Dans cette dynamique, Guy Kouekam souligne :
« L’art urbain permet de raconter des histoires et de créer un lien direct avec les populations. »

À travers Douala en Couleurs, il projette déjà une extension du concept à d’autres villes du Cameroun, avec l’ambition de structurer une véritable scène artistique à l’échelle nationale.

Des œuvres en interaction permanente

Pour les artistes, l’expérience dépasse largement le simple acte de création. Njiki Sop Alban évoque une appropriation progressive de son œuvre par la ville :
« Ma fresque est devenue une entité vivante… elle a été absorbée par l’énergie de la ville. »

Cette perception témoigne d’une évolution des mentalités, où l’art urbain s’affirme désormais comme une expression culturelle à part entière.

Dans la même veine, Kingkor met en avant la dimension identitaire du projet :
« Ce projet va au-delà de la peinture. Il nous permet de réapproprier nos espaces… et de redonner une identité visuelle et culturelle à nos quartiers. »

Entre rue et salle d’exposition, le regard change : dans l’espace public, l’œuvre vit au rythme de la ville ; en restitution, elle se laisse redécouvrir dans toute sa finesse.

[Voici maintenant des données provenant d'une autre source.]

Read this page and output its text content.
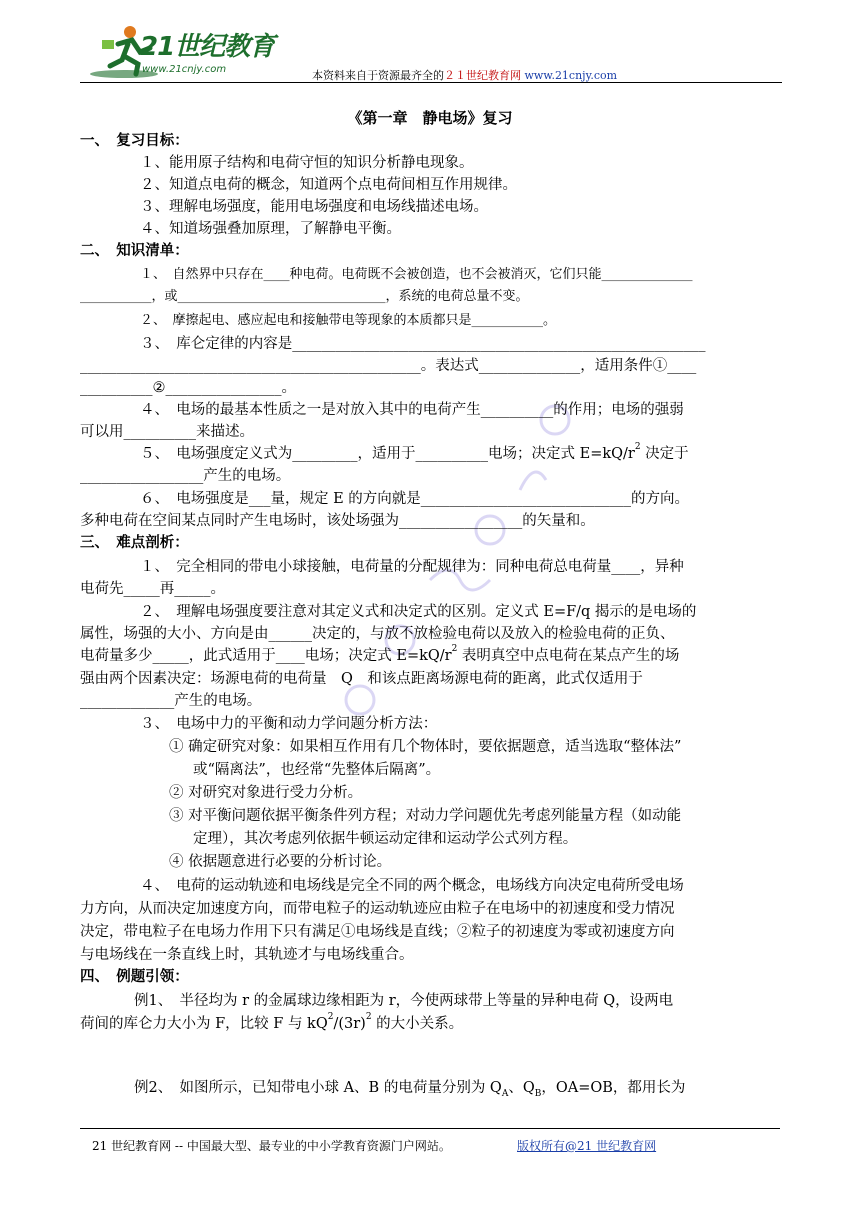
21世纪教育
www.21cnjy.com	本资料来自于资源最齐全的２１世纪教育网 www.21cnjy.com
《第一章　静电场》复习
一、　复习目标：
１、能用原子结构和电荷守恒的知识分析静电现象。
２、知道点电荷的概念，知道两个点电荷间相互作用规律。
３、理解电场强度，能用电场强度和电场线描述电场。
４、知道场强叠加原理，了解静电平衡。
二、　知识清单：
１、　自然界中只存在____种电荷。电荷既不会被创造，也不会被消灭，它们只能______________
___________，或________________________________，系统的电荷总量不变。
２、　摩擦起电、感应起电和接触带电等现象的本质都只是___________。
３、　库仑定律的内容是_________________________________________________________
_______________________________________________。表达式______________，适用条件①____
__________②________________。
４、　电场的最基本性质之一是对放入其中的电荷产生__________的作用；电场的强弱
可以用__________来描述。
５、　电场强度定义式为_________，适用于__________电场；决定式 $E=kQ/r^2$ 决定于
_________________产生的电场。
６、　电场强度是___量，规定 E 的方向就是_____________________________的方向。
多种电荷在空间某点同时产生电场时，该处场强为_________________的矢量和。
三、　难点剖析：
１、　完全相同的带电小球接触，电荷量的分配规律为：同种电荷总电荷量____，异种
电荷先_____再_____。
２、　理解电场强度要注意对其定义式和决定式的区别。定义式 E=F/q 揭示的是电场的
属性，场强的大小、方向是由______决定的，与放不放检验电荷以及放入的检验电荷的正负、
电荷量多少_____，此式适用于____电场；决定式 $E=kQ/r^2$ 表明真空中点电荷在某点产生的场
强由两个因素决定：场源电荷的电荷量　Q　和该点距离场源电荷的距离，此式仅适用于
_____________产生的电场。
３、　电场中力的平衡和动力学问题分析方法：
① 确定研究对象：如果相互作用有几个物体时，要依据题意，适当选取“整体法”
或“隔离法”，也经常“先整体后隔离”。
② 对研究对象进行受力分析。
③ 对平衡问题依据平衡条件列方程；对动力学问题优先考虑列能量方程（如动能
定理），其次考虑列依据牛顿运动定律和运动学公式列方程。
④ 依据题意进行必要的分析讨论。
４、　电荷的运动轨迹和电场线是完全不同的两个概念，电场线方向决定电荷所受电场
力方向，从而决定加速度方向，而带电粒子的运动轨迹应由粒子在电场中的初速度和受力情况
决定，带电粒子在电场力作用下只有满足①电场线是直线；②粒子的初速度为零或初速度方向
与电场线在一条直线上时，其轨迹才与电场线重合。
四、　例题引领：
例1、　半径均为 r 的金属球边缘相距为 r，今使两球带上等量的异种电荷 Q，设两电
荷间的库仑力大小为 F，比较 F 与 $kQ^2/(3r)^2$ 的大小关系。
例2、　如图所示，已知带电小球 A、B 的电荷量分别为 $Q_A$、$Q_B$，OA=OB，都用长为
21 世纪教育网 -- 中国最大型、最专业的中小学教育资源门户网站。	版权所有@21 世纪教育网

Rapprocher l’art des populations

Pour Tinie Awoume, unique femme parmi les 16 artistes engagés, l’essentiel réside dans la connexion avec les habitants :
« J’aime l’interaction entre mon œuvre et les riverains de Bepanda. »

Le projet a ainsi contribué à rendre l’art plus accessible, en l’intégrant directement dans le quotidien des populations. La restitution permet quant à elle d’en approfondir la compréhension et d’en prolonger l’impact.

Une scène artistique en pleine effervescence

La richesse du projet repose également sur la participation de 16 artistes aux profils variés, témoignant de la diversité et du dynamisme de la scène urbaine camerounaise.

Le photographe Zacharie Ngnogue salue d’ailleurs cette dynamique :
« Ce projet transforme la ville en une galerie vivante et met en avant une nouvelle génération d’artistes. »

De son côté, Yves Makongo met en avant les retombées potentielles :
« Be Tchakala représente un atout majeur pour susciter davantage de touristes… »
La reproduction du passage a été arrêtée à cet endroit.